Other cases are integrative, where executives must call on different skills and functions to solve a business problem. Imagine, says Wessels, that you’re the new CFO of a fast-growing convenience-store chain. How will you position the chain strategically? What resources should marketing receive to reach the target demographic, and how can supply chain assure that the right products are delivered to the right markets? “CFOs are increasingly organizing this entire mix, because, again, they are the ones ultimately responsible for the entire P&L,” says Wessels.
Such strategic thinking may be underdeveloped in CFOs who came up through the accounting ranks and had to play the role of traffic cop, says Wessels. “It’s only when they move into a position of leadership that they suddenly must transition into a new role, a more consultative one.” The largest companies often prepare finance staffers for that transition by rotating them through various functions and geographies, while smaller companies may send them to external training programs like Wharton’s, “where we provide new tools around market selection, competitive advantage, and capability building that they haven’t seen before,” says Wessels.
One of the program’s most popular sessions deals with the science behind influence.
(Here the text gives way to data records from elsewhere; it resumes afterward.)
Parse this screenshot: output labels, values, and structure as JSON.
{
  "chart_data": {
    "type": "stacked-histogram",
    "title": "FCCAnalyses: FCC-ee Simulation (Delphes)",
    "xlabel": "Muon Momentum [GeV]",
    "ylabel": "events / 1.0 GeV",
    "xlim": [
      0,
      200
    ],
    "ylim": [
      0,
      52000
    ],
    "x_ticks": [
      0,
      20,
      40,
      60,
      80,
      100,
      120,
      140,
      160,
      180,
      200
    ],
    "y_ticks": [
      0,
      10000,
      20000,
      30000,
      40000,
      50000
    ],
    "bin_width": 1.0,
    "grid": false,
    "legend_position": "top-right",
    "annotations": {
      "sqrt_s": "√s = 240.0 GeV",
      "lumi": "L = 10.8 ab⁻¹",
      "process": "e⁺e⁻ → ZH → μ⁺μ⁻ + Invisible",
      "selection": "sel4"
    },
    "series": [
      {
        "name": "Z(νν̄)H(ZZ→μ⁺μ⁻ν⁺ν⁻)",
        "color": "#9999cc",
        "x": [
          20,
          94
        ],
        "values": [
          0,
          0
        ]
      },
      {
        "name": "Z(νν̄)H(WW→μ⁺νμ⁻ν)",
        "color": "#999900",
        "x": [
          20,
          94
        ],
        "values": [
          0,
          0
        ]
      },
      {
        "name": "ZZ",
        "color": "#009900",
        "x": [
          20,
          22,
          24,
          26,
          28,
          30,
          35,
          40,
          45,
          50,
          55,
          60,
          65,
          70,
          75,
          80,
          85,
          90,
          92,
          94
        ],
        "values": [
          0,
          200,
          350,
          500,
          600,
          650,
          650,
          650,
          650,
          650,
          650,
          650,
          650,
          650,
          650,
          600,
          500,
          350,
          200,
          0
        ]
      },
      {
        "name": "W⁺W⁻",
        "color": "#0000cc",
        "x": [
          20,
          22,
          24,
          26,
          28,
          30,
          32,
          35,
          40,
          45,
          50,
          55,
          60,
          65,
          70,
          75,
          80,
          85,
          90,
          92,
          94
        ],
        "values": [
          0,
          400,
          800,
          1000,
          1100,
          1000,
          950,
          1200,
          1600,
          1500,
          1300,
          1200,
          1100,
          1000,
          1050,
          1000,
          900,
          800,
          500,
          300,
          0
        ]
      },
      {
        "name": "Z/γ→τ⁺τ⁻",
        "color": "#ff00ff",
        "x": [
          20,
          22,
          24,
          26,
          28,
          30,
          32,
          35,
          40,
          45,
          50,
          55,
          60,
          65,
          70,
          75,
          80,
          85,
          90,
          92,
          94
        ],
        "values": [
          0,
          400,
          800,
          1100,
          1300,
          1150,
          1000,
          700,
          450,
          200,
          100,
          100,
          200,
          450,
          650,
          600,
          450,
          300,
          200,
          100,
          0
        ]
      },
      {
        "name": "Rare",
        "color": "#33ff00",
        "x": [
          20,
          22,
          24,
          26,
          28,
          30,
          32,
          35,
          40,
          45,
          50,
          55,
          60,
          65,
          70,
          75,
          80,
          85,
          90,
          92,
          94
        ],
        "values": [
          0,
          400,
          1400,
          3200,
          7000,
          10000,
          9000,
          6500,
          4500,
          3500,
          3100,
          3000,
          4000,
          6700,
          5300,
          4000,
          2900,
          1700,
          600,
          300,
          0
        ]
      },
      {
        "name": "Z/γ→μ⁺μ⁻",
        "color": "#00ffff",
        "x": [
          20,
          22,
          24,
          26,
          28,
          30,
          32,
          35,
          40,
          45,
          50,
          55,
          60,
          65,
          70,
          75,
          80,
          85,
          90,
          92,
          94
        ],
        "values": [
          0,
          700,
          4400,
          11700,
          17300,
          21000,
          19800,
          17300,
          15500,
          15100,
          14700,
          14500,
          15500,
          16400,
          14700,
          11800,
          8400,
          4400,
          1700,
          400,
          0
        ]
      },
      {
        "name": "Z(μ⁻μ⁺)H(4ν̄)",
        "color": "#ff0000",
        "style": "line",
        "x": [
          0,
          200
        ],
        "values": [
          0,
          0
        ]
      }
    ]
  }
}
After all, the best-laid strategic plan may fail if an organization doesn’t buy into it. “I think every one of us can use a tune-up in persuasion,” says Wessels. A soft skill, perhaps, “but there is a tremendous amount of research behind how people react in certain situations, and you can use this research to help shape a decision. Remember, no one can change someone else’s mind; they have to change their mind themselves.”
To be strategic, it seems, CFOs need more than mastery of advanced analytics or game theory. They need one of the oldest skills of all: how to tell — and sell — a story.
Edward Teach is editor-in-chief of CFO.